Q/A 24-25 expresses for us God’s initiative, God’s movement toward us, God’s self-disclosure, God’s self-giving. The implications of this? We are not alone, we are not left alone, we are not abandoned. The fullness of the holy God is wholly for you, for us. The resounding message: God has our backs through and through, in every respect, in every aspect – from our beginning, to our freedom from misery, to the ongoing work of the Holy Spirit in our lives as the Spirit leads us and teaches us in all ways of holiness and righteousness. This is an extension of what was stated in Q/A 1 of the overriding and overarching care and concern that God has for us – that not even a hair can fall from our head without God knowing about it. This wards against any sense of self-pity when we feel that God has abandoned or forgotten about us, or the opposite, when we feel that we can be free from God and act and live in any way we feel like. For the former, God brought you into this world, delivers you from sin and misery, and draws you deeper into His heart; for the latter, God pokes the prideful head – giving us a healthy dose of true reality – God is your God, you are not your own.
Q/A 25 establishes for us the premise of knowing, believing, and trusting this personal Gospel – this Gospel as the living person of the triune God.

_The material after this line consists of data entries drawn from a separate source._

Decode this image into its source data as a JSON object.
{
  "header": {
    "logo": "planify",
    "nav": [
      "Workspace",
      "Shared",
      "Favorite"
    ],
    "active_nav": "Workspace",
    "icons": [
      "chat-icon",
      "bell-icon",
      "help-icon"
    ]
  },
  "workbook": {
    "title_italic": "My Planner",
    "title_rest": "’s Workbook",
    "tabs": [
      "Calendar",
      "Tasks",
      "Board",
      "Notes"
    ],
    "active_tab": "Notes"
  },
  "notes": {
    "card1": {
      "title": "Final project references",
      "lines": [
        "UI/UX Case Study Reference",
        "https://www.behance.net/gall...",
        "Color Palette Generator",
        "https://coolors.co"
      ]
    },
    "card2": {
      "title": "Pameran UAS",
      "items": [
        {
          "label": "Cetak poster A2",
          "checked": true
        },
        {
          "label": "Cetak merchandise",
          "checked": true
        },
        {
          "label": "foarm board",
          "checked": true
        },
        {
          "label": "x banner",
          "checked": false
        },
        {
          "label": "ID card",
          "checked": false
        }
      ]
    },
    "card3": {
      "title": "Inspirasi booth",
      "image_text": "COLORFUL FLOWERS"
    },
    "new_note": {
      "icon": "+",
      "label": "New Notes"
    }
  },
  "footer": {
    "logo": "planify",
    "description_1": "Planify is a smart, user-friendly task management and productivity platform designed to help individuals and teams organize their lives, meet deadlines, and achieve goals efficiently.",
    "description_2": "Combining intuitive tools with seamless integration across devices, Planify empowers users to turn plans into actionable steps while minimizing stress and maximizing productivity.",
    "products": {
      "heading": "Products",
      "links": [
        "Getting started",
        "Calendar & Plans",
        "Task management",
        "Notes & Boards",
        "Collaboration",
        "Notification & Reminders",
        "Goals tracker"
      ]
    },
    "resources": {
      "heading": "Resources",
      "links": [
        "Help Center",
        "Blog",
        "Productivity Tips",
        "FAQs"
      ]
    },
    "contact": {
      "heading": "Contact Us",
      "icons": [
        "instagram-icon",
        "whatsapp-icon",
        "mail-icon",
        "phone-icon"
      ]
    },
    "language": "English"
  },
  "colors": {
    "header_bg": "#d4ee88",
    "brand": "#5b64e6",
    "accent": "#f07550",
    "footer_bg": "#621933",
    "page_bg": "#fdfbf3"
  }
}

Q/A 25 doesn’t present evidentiary proof, or philosophical arguments of why God is revealed as Father, Son, and Holy Spirit, and, consequently, why we confess it. What section 25 does say is simply: “Because that is how God has revealed himself in his Word.”
That’s it. Because God has revealed Himself in His Word. Period. And in His Word God has spoken, and God has shown through the testimony of Scripture again and again what God is about.
To know, to believe, to trust, and to stake your life, your past-present-future, who you are, what you are not, what you hope to be, what you hope the world would be – to put all of that and yourself on the line in the hands and heart of this God whom you cannot see takes an act of God and a series of acts and words of God.
And that’s precisely the point. God moves. God acts upon us. And only by God acting upon us, in us, through us, and for us will we be able to live for God, and live in a way that delights in God, that loves and lives freely in the freedom of God. It takes God giving and revealing His personality, His character, His life, and His love to us.
Father, Son, and Holy Spirit – one God in Three, Three in One. The totality of God for the totality of you and all that God has created.